US based racing giant Michael Andretti's recent bid to expand in F1 has been resisted by most of the sports current 10 teams. Teams are concerned to share F1's prize money with an additional competitor and feel the current $200 million dilution fund is not sufficient as the value of owning an F1 entry has significantly increased since that price was set and has gained popularity. The other reason is existing teams had to cope with budget cap, which new entries will not.

After news circulating Audi interested in joining the sport, Mercedes chief Wolff believes the German manufacturer's size and marketing power would make it a more suitable 11th entrant than Andretti, who has become a global powerhouse across IndyCar, Formula E, Extreme E and Australian Supercars.

Wolff said, "I think that whoever joins as the 11th team, whoever gets an entry, needs to demonstrate how creative they can be for the business. Andretti is a great name, and I think they have done exceptional things in the US. But this is sport and this is business and we need to understand what is it that you can provide to the sport.”

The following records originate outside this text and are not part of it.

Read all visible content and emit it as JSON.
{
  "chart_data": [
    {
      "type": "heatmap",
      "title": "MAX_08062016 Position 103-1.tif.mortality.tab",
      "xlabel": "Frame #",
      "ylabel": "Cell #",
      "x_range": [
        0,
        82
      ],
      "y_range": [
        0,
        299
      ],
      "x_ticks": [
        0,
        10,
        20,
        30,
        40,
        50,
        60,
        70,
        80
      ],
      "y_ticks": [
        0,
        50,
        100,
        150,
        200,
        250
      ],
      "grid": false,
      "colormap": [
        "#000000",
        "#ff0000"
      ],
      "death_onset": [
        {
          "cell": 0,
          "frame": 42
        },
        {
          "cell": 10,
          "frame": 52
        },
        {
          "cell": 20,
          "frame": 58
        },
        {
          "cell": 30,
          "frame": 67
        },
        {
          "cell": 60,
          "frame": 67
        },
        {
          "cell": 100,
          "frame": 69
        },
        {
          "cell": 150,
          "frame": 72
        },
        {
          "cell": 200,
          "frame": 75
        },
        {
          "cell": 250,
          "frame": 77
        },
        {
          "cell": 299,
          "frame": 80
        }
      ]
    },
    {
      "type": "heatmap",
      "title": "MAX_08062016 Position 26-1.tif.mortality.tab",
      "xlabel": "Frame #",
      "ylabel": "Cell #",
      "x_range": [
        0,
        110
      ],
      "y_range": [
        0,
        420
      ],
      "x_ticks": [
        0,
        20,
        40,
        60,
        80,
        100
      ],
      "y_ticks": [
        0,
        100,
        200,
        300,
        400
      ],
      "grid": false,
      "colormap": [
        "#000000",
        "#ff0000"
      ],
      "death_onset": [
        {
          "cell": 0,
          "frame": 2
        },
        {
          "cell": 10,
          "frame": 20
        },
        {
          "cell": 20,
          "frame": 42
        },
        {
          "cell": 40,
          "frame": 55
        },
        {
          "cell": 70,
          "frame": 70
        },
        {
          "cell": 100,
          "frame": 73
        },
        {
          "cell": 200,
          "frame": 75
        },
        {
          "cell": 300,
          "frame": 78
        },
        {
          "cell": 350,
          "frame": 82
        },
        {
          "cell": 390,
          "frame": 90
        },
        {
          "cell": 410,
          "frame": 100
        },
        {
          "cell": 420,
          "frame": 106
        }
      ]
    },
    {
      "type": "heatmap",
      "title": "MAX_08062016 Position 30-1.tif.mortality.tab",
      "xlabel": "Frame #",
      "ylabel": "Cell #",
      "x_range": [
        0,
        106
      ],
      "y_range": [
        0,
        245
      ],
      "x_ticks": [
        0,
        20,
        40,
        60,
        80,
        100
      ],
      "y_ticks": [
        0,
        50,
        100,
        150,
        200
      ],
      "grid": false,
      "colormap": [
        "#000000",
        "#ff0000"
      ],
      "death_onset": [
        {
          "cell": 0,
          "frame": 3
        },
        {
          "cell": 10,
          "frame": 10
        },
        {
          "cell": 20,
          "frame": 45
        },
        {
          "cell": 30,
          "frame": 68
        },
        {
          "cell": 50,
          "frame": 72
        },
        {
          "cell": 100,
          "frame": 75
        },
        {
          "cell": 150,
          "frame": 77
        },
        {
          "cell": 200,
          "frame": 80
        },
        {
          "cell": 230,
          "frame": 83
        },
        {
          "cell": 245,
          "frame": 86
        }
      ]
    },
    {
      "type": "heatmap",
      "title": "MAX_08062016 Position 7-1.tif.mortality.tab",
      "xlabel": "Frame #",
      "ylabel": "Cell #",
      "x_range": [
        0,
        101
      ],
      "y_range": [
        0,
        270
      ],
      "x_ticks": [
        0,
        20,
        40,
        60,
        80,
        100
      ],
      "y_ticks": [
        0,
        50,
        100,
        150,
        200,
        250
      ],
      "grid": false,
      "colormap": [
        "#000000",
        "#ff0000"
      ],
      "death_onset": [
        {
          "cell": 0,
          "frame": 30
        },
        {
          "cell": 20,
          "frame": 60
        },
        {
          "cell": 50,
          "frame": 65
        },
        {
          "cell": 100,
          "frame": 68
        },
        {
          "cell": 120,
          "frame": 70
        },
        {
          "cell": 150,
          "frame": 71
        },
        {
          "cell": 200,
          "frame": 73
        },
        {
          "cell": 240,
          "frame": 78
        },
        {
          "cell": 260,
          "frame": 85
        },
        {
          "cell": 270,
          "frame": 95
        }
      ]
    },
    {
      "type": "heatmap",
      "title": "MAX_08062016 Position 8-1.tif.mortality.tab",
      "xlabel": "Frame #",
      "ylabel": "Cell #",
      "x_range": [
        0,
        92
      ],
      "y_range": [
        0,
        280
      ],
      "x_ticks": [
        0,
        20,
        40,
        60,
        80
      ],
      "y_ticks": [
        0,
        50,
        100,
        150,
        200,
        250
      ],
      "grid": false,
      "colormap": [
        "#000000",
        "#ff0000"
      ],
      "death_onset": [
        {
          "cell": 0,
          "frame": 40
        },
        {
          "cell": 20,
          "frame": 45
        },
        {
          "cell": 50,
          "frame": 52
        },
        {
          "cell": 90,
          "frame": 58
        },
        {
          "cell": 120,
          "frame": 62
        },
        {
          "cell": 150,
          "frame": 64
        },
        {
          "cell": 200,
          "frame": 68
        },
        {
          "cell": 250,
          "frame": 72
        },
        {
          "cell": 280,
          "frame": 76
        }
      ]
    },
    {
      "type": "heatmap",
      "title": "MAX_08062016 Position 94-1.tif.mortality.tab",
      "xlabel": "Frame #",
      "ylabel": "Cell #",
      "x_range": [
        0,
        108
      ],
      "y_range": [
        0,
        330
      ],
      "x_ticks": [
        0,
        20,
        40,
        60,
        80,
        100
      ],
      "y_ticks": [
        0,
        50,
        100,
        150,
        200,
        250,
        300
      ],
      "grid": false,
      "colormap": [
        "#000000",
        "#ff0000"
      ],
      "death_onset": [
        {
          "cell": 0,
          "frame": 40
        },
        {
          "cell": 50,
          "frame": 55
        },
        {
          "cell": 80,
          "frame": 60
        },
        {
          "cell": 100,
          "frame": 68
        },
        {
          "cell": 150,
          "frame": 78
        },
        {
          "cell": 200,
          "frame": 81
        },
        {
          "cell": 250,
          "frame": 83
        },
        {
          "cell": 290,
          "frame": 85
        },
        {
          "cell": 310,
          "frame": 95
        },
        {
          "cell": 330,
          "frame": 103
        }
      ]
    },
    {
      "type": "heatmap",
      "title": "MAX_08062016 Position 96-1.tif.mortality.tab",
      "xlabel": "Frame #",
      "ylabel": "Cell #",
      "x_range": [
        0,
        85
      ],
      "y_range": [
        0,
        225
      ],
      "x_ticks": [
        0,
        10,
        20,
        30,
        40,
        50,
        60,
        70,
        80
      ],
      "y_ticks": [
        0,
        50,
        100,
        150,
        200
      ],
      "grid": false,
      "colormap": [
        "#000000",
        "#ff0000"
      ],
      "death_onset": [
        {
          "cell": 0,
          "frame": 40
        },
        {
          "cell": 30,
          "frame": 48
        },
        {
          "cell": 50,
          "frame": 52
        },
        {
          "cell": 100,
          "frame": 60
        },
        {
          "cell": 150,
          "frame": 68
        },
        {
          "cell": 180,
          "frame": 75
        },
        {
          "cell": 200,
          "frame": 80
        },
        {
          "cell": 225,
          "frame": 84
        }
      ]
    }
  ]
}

"And if an OEM or an international, multinational group joins F1 and can demonstrate that they are going to spend X amount of dollars in activating, in marketing in the various markets; that's obviously a totally different value proposition for all the other teams."

He said F1 wanted to continue increasing its value over the coming years and thinks any new entrants must contribute to that process.

"With 10 franchises that we hope can increase the value, and you're certainly not going to increase the value by just issuing new franchises to people that cannot increase the overall value of Formula 1."

In addition to Audi, VW Group sister marque Porsche is close to agreeing a significant shareholding and power unit supply deal with Red Bull Racing from 2026, when F1's new engine rules come into play. Red Bull's current engine partner Honda, which has officially left F1 but still cooperates with the Milton Keynes outfit, is considering re-joining F1 in 2026 as the sport shifts to sustainable fuels and a simplified hybrid system.